Apa Tujuan Kristen Menggunakan Nama Allah?
    Dalam melakukan penerjemahan, pihak Belanda yang masuk ke Indonesia sebagai negara penjajah telah melakukan penerjemahan Alkitab, di mana penerjemahan pertama yang dilakukan oleh pihak Protestan adalah menerjemahkan Injil Matius ke dalam bahasa Melayu yang dilakukan oleh Albert Corneliusz Ruyl pada tahun 1629, kemudian disusul dengan penerjemahan Injil Markus pada tahun 1639 dalam dwibahasa Melayu-Belanda. Selanjutnya, pihak pegawai  VOC lainnya, Jan Van Hasel menerjemahkan Injil Lukas dan Yohanes, sedangkan untuk Kisah Para Rasul diterjemahkan oleh Pendeta di Batavia, Justus Heurnius.28 Sedangkan penggunaan nama Allah yang terdapat di dalam Alkitab merupakan sebuah keputusan yang diambil oleh penerjemah yang disebabkan karena adanya kebingungan yang dialami ketika akan melakukan penerjemahan Alkitab. Terlebih, sebelum Kristen masuk ke Indonesia, telah banyak istilah atau kata yang diperuntukan atau dinisbahkan kepada Tuhan, misalnya Tuhan, Dewa, Dewi, Sang Hyang, Sang Hyang Widi, Sang Hyang Widi Wasa, Bethara, Bethari, dan Allah. Dari banyaknya nama-nama Tuhan itulah, orang-orang Kristen awal yang berada di Indonesia dan para penerjemah Alkitab harus memilih, apakah harus menggunakan nama dari bahasa awal Alkitab ataukah dari padanan kata-kata yang sudah ada di wilayah Indonesia. Akhirnya, para penerjemah Alkitab pun menerjemahkan kata Yhwh dengan kata Tuhan, sedangkan kata Elohim diterjemahkan dengan kata Allah.29 Selain itu, hasil penerjemahan yang dihasilkan oleh penerjemah, itu semua tidak terlepas dari adanya pemikiran para penerjemah yang mengikuti seleranya masing-masing, dari adanya kondisi tersebut, tentu saja antara penerjemah yang satu dengan yang lainnya akan menghasilkan perbedaan dalam penggunaan istilah atau kata yang diterjemahkannya. Misalnya, untuk orang dan tempat yang juga muncul dalam Al-Qur'an, Leijdecker dan Klinkert lebih memilih nama dalam bahasa Arab. Sedangkan Bode lebih memilih jalan lain; ia lebih menyukai penggunaan nama Jesus daripada Isa, memilih Abraham daripada Ibrahim.30  
    Perlu di pahami, bahwa agama yang memiliki misi untuk menyebarkan ajarannya kepada orang lain adalah agama Islam, dan selain Islam, agama Kristen pun termasuk pula sebagai agama misi. Salah satu metode pendekatan yang digunakan dalam melakukan misi Penginjilan adalah AIDAS, di mana metode ini merupakan metode yang telah digunakan di dalam dunia pekabaran Injil, dianggap sebagai langkah strategis untuk menawarkan keselamatan kepada seseorang (non-Kristen), dan terminologi AIDAS adalah gabungan lima kata yang terdiri dari Attention (menarik perhatian), Interest (menarik minat), Desire (membangkitkan rasa ingin tahu), Action (melakukan tindakan), dan Statisfaction (mendapatkan kepuasan atas keputusan yang diambil).31 Adapun ayat-ayat Alkitab yang mengharuskan Kristen melakukan penginjilan kepada orang lain di antaranya adalah Matius 28:19, di mana dalam melakukan penginjilan, seorang Kristen harus cerdik seperti ular dan tulus seperti merpati (Matius 10:16).
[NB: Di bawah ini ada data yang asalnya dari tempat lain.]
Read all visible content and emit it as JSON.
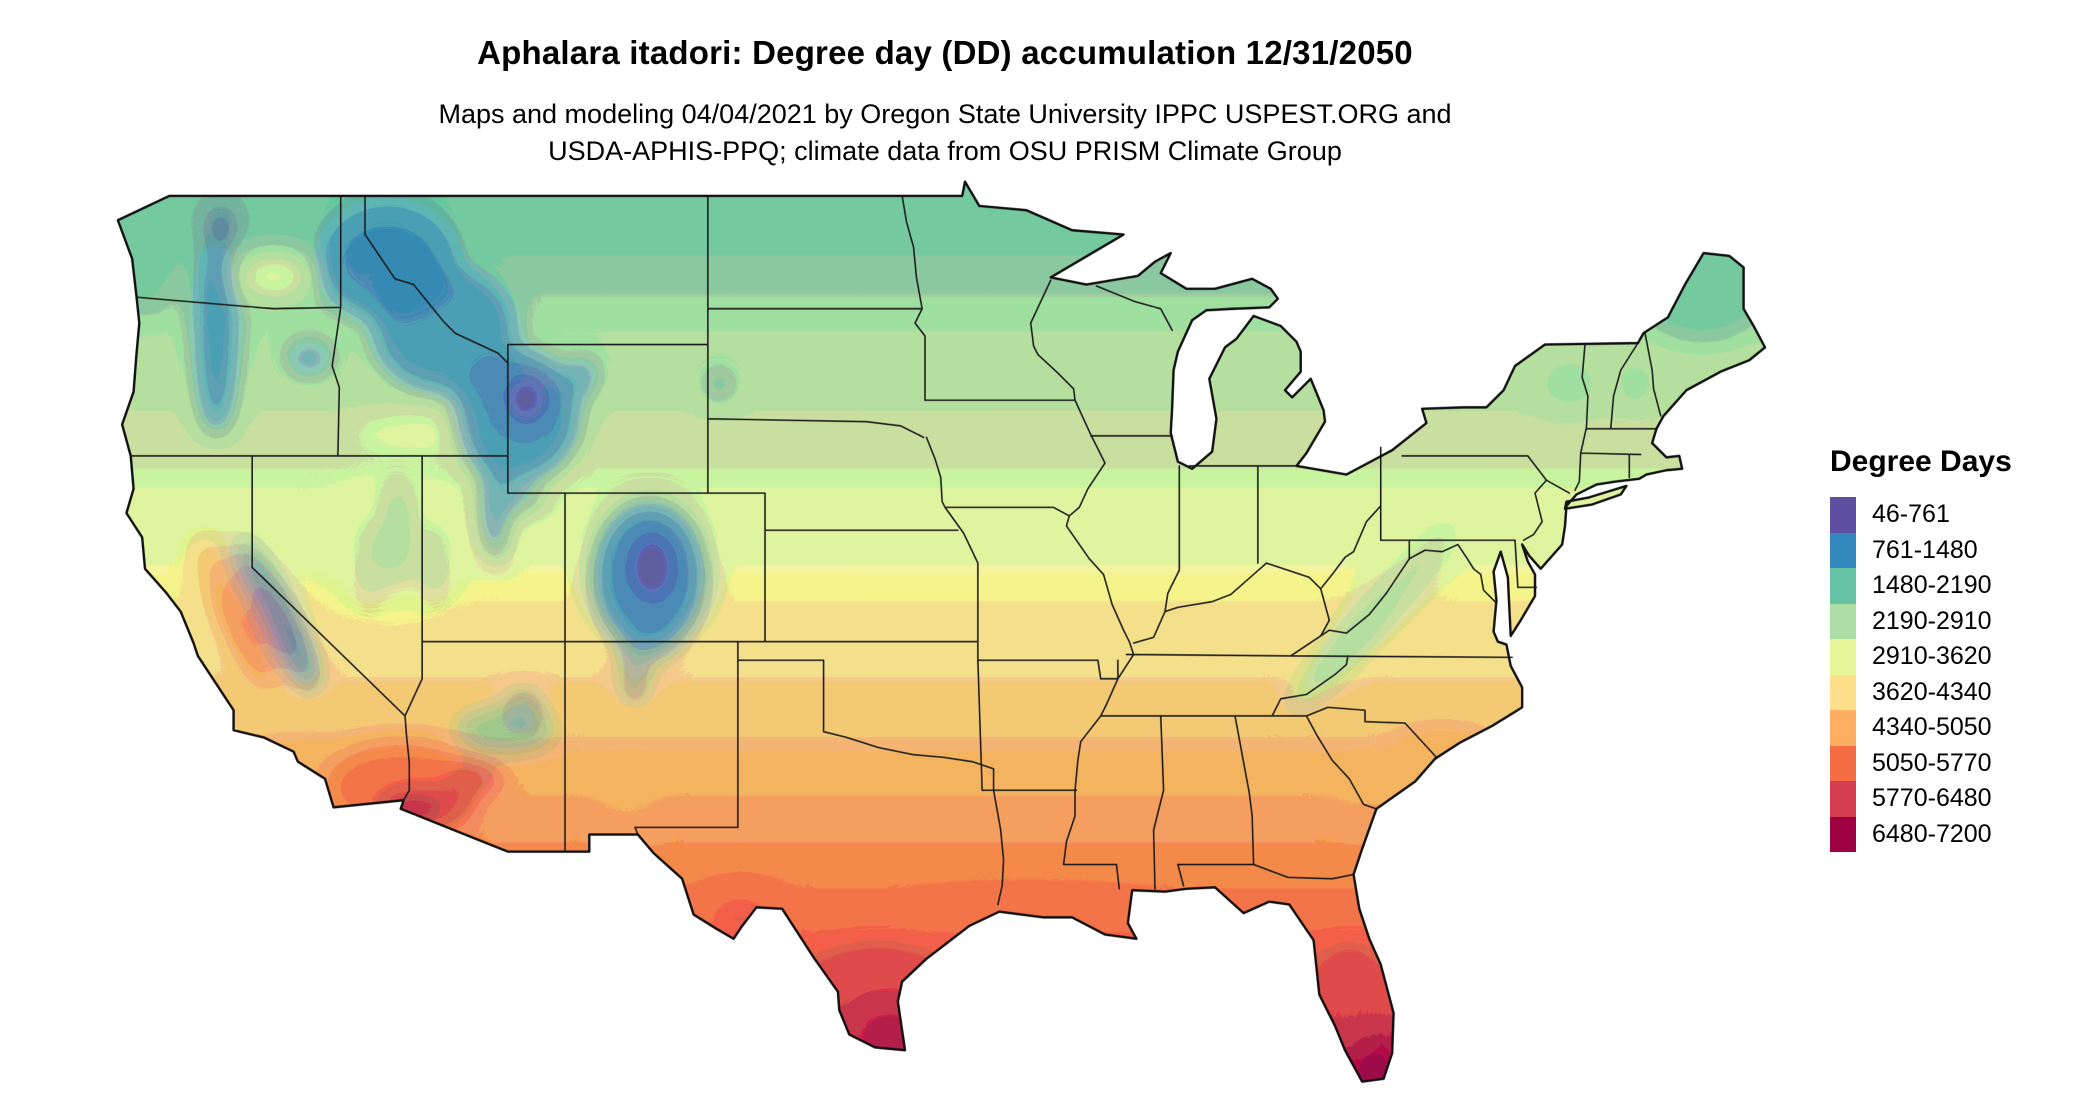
{
  "title": "Aphalara itadori: Degree day (DD) accumulation 12/31/2050",
  "subtitle_line1": "Maps and modeling 04/04/2021 by Oregon State University IPPC USPEST.ORG and",
  "subtitle_line2": "USDA-APHIS-PPQ; climate data from OSU PRISM Climate Group",
  "legend": {
    "title": "Degree Days",
    "items": [
      {
        "label": "46-761",
        "color": "#5e4fa2"
      },
      {
        "label": "761-1480",
        "color": "#3288bd"
      },
      {
        "label": "1480-2190",
        "color": "#66c2a5"
      },
      {
        "label": "2190-2910",
        "color": "#abdda4"
      },
      {
        "label": "2910-3620",
        "color": "#e6f598"
      },
      {
        "label": "3620-4340",
        "color": "#fee08b"
      },
      {
        "label": "4340-5050",
        "color": "#fdae61"
      },
      {
        "label": "5050-5770",
        "color": "#f46d43"
      },
      {
        "label": "5770-6480",
        "color": "#d53e4f"
      },
      {
        "label": "6480-7200",
        "color": "#9e0142"
      }
    ]
  },
  "chart_data": {
    "type": "heatmap",
    "subtype": "raster-choropleth-map",
    "region": "Continental United States",
    "title": "Aphalara itadori: Degree day (DD) accumulation 12/31/2050",
    "value_label": "Degree Days",
    "value_range": [
      46,
      7200
    ],
    "bins": [
      {
        "range": "46-761",
        "color": "#5e4fa2"
      },
      {
        "range": "761-1480",
        "color": "#3288bd"
      },
      {
        "range": "1480-2190",
        "color": "#66c2a5"
      },
      {
        "range": "2190-2910",
        "color": "#abdda4"
      },
      {
        "range": "2910-3620",
        "color": "#e6f598"
      },
      {
        "range": "3620-4340",
        "color": "#fee08b"
      },
      {
        "range": "4340-5050",
        "color": "#fdae61"
      },
      {
        "range": "5050-5770",
        "color": "#f46d43"
      },
      {
        "range": "5770-6480",
        "color": "#d53e4f"
      },
      {
        "range": "6480-7200",
        "color": "#9e0142"
      }
    ],
    "regional_pattern": [
      {
        "region": "Rocky Mountains / Cascades / Sierra Nevada high elevations",
        "approx_value": "46-1480"
      },
      {
        "region": "Pacific Northwest, northern plains, Great Lakes, New England",
        "approx_value": "1480-2910"
      },
      {
        "region": "Central Midwest and mid-Atlantic",
        "approx_value": "2910-3620"
      },
      {
        "region": "Mid-South, southern plains",
        "approx_value": "3620-5050"
      },
      {
        "region": "Gulf Coast, central Texas, Southeast",
        "approx_value": "5050-5770"
      },
      {
        "region": "South Texas, desert Southwest, Florida peninsula",
        "approx_value": "5770-7200"
      }
    ],
    "legend_position": "right",
    "grid": false
  }
}
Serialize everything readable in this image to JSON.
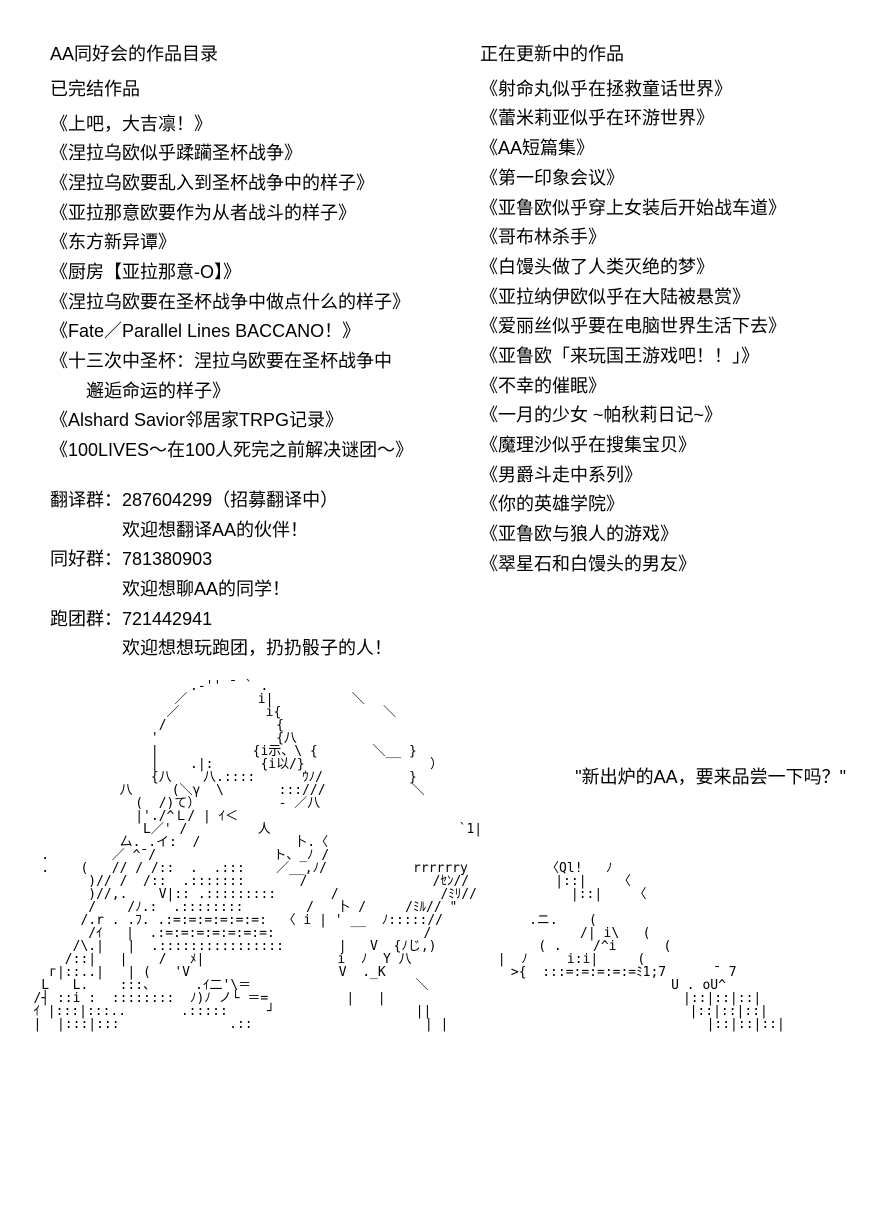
{
  "left": {
    "title": "AA同好会的作品目录",
    "subtitle": "已完结作品",
    "works": [
      "《上吧，大吉凛！》",
      "《涅拉乌欧似乎蹂躏圣杯战争》",
      "《涅拉乌欧要乱入到圣杯战争中的样子》",
      "《亚拉那意欧要作为从者战斗的样子》",
      "《东方新异谭》",
      "《厨房【亚拉那意-O】》",
      "《涅拉乌欧要在圣杯战争中做点什么的样子》",
      "《Fate／Parallel Lines BACCANO！》"
    ],
    "work_multi_1a": "《十三次中圣杯：涅拉乌欧要在圣杯战争中",
    "work_multi_1b": "邂逅命运的样子》",
    "works2": [
      "《Alshard Savior邻居家TRPG记录》",
      "《100LIVES～在100人死完之前解决谜团～》"
    ],
    "groups": {
      "g1_label": "翻译群：287604299（招募翻译中）",
      "g1_desc": "欢迎想翻译AA的伙伴！",
      "g2_label": "同好群：781380903",
      "g2_desc": "欢迎想聊AA的同学！",
      "g3_label": "跑团群：721442941",
      "g3_desc": "欢迎想想玩跑团，扔扔骰子的人！"
    }
  },
  "right": {
    "title": "正在更新中的作品",
    "works": [
      "《射命丸似乎在拯救童话世界》",
      "《蕾米莉亚似乎在环游世界》",
      "《AA短篇集》",
      "《第一印象会议》",
      "《亚鲁欧似乎穿上女装后开始战车道》",
      "《哥布林杀手》",
      "《白馒头做了人类灭绝的梦》",
      "《亚拉纳伊欧似乎在大陆被悬赏》",
      "《爱丽丝似乎要在电脑世界生活下去》",
      "《亚鲁欧「来玩国王游戏吧！！」》",
      "《不幸的催眠》",
      "《一月的少女 ~帕秋莉日记~》",
      "《魔理沙似乎在搜集宝贝》",
      "《男爵斗走中系列》",
      "《你的英雄学院》",
      "《亚鲁欧与狼人的游戏》",
      "《翠星石和白馒头的男友》"
    ]
  },
  "quote": "\"新出炉的AA，要来品尝一下吗？\"",
  "ascii_art": "                       .-'' ¯ ` .\n                     ／         i|          ＼\n                    ／           i{             ＼\n                   /              {\n                  '               {八\n                  |            {i示、\\ {       ＼__ }\n                  |    .|:      {i以/}                ）\n                  {八    八.::::      ｳﾉ/           }\n              八     (＼γ  \\       :::///           ＼\n                (  /)て）          - ／八\n                |'./^Ｌ/ | ｲ＜\n                 L／' /         人                        `1|\n              厶. .イ:  /            卜.〈\n    .        ／ ^¯/               ト、_ﾉ /\n    .    (   // / /::  .  .:::    ／__,ﾉ/           rrrrrry          〈Ql!   ﾉ\n          )// /  /::  .:::::::       /                /ｾﾝ//           |::|    〈\n          )//,.    V|:: .:::::::::       /             /ﾐﾘ//            |::|    〈\n          /    /ﾉ.:  .::::::::        /   卜 /     /ﾐﾙ// \"\n         /.r . .ﾌ. .:=:=:=:=:=:=:  〈 i | ' __  ﾉ::::://           .ニ.    (\n          /ｲ   |  .:=:=:=:=:=:=:=:                   /                   /| i\\   (\n        /\\.|   |  .::::::::::::::::       |   V  {ﾉじ,)             ( .    /^i      (\n       /::|   |    /   ﾒ|                 i  ﾉ  Y 八           |  ﾉ     i:i|     (\n     г|::..|   | (   'V                   V  ._K                >{  :::=:=:=:=:=ﾐ1;7      ¯ 7\n    L   L.    :::、     .ｲ二'\\＝                     ＼                               U . oU^\n   /┤ ::i :  ::::::::  ﾉ)ﾉ ノ└ ＝=          |   |                                      |::|::|::|\n   ｲ |:::|:::..       .:::::     ┘                  ||                                 |::|::|::|\n   |  |:::|:::              .::                      | |                                 |::|::|::|"
}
    Dengan mencermati realitas Kekristenan, baik dalam perspektif lingustik-historis maupun metode penginjilan, penulis meyakini bahwa tujuan Kristen dalam menggunakan nama Allah dalam Alkitab terjemahan sebagaimana yang terjadi di Indonesia, Malaysia dan juga di negara-negara Arab lainnya, serta adanya penggunaan nama Allah sebagai nama Tuhannya Kristen, itu semua tidak terlepas dari adanya misi penginjilan (Kristenisasi) yang mereka emban selama ini. Meski dalam kenyataannya, penggunaan istilah misi dan penginjilan masih terjadi silang pendapat di kalangan para sarjana Kristen terkait tentang pendefinisian dan juga cakupannya. Namun, menurut David J. Bosch, gerakan evangelikal Protestan serta Katolik Roma lebih menyukai penggunaan istilah evangelisasi, sedangkan kaum Protestan oikumenis lebih menyukai istilah penginjilan (evangelisme). Meskipun penggunaan istilah di dalam Kristen berbeda, namun secara substansialnya memiliki makna yang sama, yaitu sama-sama mengacu tentang adanya upaya melakukan penginjilan kepada orang-orang non-Kristen.32
    Dalam Majalah Sahabat Gembala dijelaskan bahwa, untuk menjadi pemberita Injil (penginjil) ke daerah di mana bahasanya berbeda, maka seorang penginjil harus belajar bahasa daerah di mana ia akan diutus atau bahasa nasional. Selain itu, bagi seorang penginjil pun diperlukan pula melakukan pengamatan terhadap sosial budaya, di mana Injil bisa diharapkan masuk sesuai dengan budaya setempat.33 Adanya penyesuaian pola penginjilan dengan dengan bahasa dan budaya setempat, hal tersebut telah diproyeksikan dengan adanya penerjemahan Alkitab ke berbagai suku, sebagaimana yang terdapat pada suku-suku yang ada di Indonesia, di mana penerjemahan Alkitab ke berbagai suku telah menggunakan nama Tuhan yang disesuaikan dengan nama yang sudah biasa digunakan oleh suku-suku tersebut. Misalnya, untuk terjemahan Alkitab bagi suku Dayak Ngaju, untuk nama Tuhan menggunakan istilah Hatalla,34 yang hal tersebut bisa anda lihat pada Matius. 3:15. Masih dalam Injil yang sama, nama Tuhan untuk bahasa Bugis pun menggunakan istilah Allataala,35 sedangkan istilah Tuhan dalam bahasa Napu, digunakanlah istilah kata Pue Ala.36 Jika Kristen konsisten terhadap keyakinannya bahwa nama sesembahan mereka selama ini adalah Allah, tentunya Alkitab yang diterjemahkan ke berbagai bahasa pun seharusnya menggunakan kata Allah. Namun, mengapa Alkitab yang telah diterjemahkan ke berbagai bahasa mengalami perubahan nama terkait nama Tuhannya Kristen?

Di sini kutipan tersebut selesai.